日立、円高・原発で政府の支援要望=中西社長ロイター 9月13日(月)19時15分配信



 9月13日、日立製作所の中西社長は日本外国特派員協会で講演し、円高と原発で政府の支援を要望した(2010年 ロイター/Issei Kato)
 [東京 13日 ロイター] 日立製作所<6501.T>の中西宏明社長は13日、日本外国特派員協会で講演し、円高の影響について、「短期的には大きなプレッシャーになる。急激な変動には(政府の)対応があるべきだ」などと述べ、政府・日銀に対策の実施を要望した。

 また、新興国などで原子力発電プラントを受注する場合も政府の支援が重要になるとの認識を示した。

 中西社長は講演で、電力分野や鉄道など社会インフラ事業に注力する経営戦略を説明。記者との質疑応答では、「UAE(アラブ首長国連邦)アブダビにおける原発商談で(韓国企業連合に)敗れたことはよくご存じと思う。この種のビジネスは日本政府の支援が必要になる時がある」と話した。

 具体的には、1)原発関連機器・技術の貿易が可能になる2国間原子力協定の締結、2)新興国向けにはODA(政府開発援助)型の金融支援──が必要になるとしている。中西社長は「(原発の新規導入が見込まれる)中東やアジア、北アフリカではこうした支援が必要だ」と語り、日本政府による一段の協力に期待感を示した。

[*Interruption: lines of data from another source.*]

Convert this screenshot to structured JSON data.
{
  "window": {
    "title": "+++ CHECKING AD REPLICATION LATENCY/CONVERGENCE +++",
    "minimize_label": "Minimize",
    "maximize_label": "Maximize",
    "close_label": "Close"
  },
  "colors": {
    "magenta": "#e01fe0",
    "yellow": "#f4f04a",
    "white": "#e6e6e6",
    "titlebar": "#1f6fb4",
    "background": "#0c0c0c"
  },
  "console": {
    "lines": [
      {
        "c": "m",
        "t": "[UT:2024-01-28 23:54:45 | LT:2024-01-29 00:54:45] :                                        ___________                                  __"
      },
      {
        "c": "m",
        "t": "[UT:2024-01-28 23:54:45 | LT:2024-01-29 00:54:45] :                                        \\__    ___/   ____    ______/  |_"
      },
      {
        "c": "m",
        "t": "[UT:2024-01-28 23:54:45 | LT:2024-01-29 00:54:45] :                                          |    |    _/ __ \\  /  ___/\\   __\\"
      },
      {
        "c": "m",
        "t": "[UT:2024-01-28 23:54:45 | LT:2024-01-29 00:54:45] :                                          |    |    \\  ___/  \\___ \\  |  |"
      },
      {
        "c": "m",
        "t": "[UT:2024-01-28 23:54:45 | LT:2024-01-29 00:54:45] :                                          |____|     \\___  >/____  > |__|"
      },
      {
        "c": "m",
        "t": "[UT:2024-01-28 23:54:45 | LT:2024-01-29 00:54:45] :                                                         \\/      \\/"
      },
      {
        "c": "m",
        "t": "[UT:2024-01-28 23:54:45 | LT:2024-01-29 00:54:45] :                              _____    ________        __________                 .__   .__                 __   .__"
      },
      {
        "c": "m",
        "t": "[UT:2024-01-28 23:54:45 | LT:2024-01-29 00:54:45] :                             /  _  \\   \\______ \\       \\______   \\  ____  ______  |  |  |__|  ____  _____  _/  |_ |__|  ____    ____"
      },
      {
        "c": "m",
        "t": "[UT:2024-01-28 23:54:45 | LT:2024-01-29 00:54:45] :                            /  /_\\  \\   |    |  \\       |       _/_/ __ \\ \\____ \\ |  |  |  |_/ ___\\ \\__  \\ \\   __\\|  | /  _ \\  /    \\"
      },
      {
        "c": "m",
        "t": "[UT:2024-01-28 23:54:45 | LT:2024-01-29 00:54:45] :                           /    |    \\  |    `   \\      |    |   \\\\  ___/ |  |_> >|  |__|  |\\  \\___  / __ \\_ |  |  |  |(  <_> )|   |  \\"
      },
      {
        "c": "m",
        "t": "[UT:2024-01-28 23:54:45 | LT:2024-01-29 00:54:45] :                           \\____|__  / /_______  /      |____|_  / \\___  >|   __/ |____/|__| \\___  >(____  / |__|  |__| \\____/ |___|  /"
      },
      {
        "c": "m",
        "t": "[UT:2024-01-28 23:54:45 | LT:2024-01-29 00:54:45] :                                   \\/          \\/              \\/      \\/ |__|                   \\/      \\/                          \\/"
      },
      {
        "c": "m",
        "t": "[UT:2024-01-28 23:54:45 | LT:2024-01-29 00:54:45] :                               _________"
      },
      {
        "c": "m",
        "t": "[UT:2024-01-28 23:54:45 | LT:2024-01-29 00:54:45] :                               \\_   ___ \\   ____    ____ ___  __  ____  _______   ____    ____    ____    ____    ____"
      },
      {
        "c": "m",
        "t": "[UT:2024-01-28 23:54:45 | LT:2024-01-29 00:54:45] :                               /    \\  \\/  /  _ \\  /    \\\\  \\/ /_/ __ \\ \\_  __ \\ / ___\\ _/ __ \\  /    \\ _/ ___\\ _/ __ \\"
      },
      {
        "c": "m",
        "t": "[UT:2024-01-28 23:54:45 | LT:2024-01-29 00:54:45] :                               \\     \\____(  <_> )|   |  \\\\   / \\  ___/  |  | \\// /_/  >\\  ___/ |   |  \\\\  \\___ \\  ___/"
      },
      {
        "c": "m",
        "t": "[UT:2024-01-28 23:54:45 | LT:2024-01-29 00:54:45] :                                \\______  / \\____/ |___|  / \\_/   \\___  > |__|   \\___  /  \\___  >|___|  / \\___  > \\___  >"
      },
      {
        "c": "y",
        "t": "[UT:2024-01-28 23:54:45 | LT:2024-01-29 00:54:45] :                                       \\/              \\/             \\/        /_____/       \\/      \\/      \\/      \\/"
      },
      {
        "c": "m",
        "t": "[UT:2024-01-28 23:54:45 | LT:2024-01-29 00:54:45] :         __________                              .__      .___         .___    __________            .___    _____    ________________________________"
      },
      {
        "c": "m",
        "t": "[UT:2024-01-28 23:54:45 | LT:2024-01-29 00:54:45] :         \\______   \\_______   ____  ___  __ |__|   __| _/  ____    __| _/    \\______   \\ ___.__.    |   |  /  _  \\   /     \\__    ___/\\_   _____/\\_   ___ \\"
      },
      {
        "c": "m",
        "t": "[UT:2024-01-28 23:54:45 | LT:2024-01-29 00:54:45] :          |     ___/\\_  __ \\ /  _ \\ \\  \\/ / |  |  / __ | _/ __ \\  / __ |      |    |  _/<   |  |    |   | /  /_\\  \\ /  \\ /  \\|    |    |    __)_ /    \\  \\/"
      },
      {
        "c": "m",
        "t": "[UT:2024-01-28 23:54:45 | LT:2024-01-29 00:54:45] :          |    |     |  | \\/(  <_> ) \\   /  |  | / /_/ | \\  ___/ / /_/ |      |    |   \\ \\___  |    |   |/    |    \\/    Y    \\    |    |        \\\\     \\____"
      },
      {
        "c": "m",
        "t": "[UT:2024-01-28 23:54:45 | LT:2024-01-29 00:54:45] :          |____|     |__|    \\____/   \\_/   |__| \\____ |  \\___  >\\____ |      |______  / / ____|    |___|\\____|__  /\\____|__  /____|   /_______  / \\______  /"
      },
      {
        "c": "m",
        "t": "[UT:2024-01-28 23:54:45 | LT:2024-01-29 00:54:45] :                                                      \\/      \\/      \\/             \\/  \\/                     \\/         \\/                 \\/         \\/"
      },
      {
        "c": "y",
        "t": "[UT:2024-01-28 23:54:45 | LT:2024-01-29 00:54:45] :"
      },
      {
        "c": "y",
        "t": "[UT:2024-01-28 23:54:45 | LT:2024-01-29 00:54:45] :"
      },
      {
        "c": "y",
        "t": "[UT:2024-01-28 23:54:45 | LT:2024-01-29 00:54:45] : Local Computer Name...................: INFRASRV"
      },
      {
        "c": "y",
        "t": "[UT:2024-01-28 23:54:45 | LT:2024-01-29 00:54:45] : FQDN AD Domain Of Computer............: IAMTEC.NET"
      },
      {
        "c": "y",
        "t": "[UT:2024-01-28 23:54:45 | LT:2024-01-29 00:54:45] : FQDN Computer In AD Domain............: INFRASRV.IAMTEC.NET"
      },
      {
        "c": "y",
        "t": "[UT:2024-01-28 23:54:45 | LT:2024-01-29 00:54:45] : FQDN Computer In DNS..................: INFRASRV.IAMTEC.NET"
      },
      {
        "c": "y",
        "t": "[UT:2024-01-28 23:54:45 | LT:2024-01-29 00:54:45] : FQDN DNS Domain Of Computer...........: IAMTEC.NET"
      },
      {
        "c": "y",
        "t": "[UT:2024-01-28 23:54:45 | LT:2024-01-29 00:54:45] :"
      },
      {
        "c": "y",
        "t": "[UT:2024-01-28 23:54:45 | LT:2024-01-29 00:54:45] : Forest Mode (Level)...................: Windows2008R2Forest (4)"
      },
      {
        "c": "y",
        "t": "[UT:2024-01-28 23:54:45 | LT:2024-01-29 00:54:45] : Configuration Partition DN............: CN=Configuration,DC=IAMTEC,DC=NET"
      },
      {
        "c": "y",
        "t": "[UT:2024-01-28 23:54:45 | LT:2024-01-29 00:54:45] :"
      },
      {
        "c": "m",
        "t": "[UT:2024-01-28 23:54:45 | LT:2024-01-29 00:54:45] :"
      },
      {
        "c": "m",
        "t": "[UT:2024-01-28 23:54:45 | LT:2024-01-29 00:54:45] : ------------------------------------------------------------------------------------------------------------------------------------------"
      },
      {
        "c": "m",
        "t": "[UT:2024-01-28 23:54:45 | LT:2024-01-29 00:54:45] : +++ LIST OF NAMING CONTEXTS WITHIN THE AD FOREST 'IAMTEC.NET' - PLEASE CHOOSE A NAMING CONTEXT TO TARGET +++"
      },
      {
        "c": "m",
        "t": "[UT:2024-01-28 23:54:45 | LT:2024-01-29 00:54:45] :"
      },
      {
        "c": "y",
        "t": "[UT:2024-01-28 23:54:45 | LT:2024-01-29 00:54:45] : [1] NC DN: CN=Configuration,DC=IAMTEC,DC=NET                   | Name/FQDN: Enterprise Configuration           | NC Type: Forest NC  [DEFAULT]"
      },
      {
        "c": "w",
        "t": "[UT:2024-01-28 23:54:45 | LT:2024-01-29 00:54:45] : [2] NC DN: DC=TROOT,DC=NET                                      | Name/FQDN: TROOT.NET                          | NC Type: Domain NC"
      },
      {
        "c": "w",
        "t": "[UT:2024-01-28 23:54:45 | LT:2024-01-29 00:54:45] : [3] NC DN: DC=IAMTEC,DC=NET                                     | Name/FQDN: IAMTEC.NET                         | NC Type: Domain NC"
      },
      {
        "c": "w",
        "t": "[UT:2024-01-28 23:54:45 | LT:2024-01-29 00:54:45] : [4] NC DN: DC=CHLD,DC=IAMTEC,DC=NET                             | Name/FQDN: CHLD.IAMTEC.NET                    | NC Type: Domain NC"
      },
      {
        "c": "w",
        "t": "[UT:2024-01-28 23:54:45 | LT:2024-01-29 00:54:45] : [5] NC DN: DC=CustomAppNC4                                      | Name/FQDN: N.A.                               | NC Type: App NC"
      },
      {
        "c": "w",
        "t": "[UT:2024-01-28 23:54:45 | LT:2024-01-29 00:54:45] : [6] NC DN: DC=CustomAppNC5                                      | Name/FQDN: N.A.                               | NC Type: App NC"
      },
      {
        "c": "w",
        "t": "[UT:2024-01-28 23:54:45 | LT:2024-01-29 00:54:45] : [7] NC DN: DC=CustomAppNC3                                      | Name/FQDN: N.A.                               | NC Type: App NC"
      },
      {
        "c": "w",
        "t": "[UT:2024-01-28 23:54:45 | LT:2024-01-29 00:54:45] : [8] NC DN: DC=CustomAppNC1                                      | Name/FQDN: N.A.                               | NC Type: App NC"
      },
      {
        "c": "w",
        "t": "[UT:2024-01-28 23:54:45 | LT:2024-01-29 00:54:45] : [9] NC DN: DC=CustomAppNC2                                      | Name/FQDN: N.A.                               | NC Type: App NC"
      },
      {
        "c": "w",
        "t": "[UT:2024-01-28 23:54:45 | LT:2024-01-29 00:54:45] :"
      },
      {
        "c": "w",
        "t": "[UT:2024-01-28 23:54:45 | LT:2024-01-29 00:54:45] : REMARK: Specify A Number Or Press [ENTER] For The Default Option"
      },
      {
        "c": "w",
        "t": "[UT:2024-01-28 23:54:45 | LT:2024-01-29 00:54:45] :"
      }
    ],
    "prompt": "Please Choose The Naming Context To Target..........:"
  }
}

 円高については同社長は、「ドル/円85円、ユーロ/円105円なら対応できるが、ドルで5円以上の変動がこの数カ月で起きている」などと述べ、対応に苦慮している様子をにじませた。一方、円高により海外企業が相対的に安く買収できる点について中西社長は「円高は(買収に)有利な状況だが、M&A(合併・買収)を価格だけでは決められない」と話した。